- Born: 1908
- Died: 2002 (aged 93–94)
- Education: London University
- Alma mater: Kudeti Girls School Ibadan United Missionary College (UMC)
- Occupation: Founder Proprietress Children Home School Molete Ibadan Women's rights activist
- Known for: Leader of the Women's Improvement League
- Children: Bayo Ogunlesi

= Tanimowo Ogunlesi =

Nigerian activist

Tanimowo Ogunlesi who was born in 1908 and died in 2002 was a Nigerian women's rights activist and the leader of the Women's Improvement League. She was one of the leading women activists of her era and co-founded the National Council of Women's Societies, the country's leading women's rights organization. She was a founding member of the women wing of the Action Group

==Life==
Tanimowo Ogunlesi was born on 1 December 1908. She attended Kudeti Girls School Ibadan, Oyo State, and attended United Missionary College (UMC) for her teacher's training qualifications. She started teaching in Lagos at CMS Girls’ Seminary School in 1934. She married J.S. Ogunlesi, who was also a teacher, in 1934. Her husband received a scholarship to study in London, which gave her opportunities to relocate to London too. She then continued her education at the nursery school in St. Andrew's University in Scotland, in 1946. Tanimowo and her husband returned to Nigeria in 1947, after her husband was appointed as the Adult Education Officer of the Western Region. She was the first person to establish an elementary boarding school in Ibadan (Children Home School) in 1948.

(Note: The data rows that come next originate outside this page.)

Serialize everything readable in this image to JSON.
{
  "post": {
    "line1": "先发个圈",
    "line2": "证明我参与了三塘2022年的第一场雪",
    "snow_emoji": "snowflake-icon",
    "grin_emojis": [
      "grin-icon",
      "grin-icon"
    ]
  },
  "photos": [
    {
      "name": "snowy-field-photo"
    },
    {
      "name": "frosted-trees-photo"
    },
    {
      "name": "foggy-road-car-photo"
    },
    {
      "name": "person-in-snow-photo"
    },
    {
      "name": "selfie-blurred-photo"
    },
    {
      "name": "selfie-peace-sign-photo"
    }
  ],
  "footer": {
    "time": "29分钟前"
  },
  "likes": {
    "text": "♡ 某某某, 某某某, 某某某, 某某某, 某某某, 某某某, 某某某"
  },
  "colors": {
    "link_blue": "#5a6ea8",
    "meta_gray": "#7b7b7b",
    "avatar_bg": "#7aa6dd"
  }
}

She became the first president of the National Council of Women's Societies in 1959. She dealt largely on the rights of women to vote and to have access to educational facilities but like most women nationalists of the era, she never really questioned the male dominance of the Nigerian household. She was part of a movement to increase domestic science training in Nigeria when she opened a home training school.

== Political Activism ==
Tanimowo was an active member of the Action Group and founded the women's wing of the party, where she held a prestigious position. In July 1953, she was the only woman in the delegation that traveled to the United Kingdom to discuss Nigeria's independence. She also represented her organization, the Women's Improvement League, at the International Alliance of Women (IAW) conference in Copenhagen.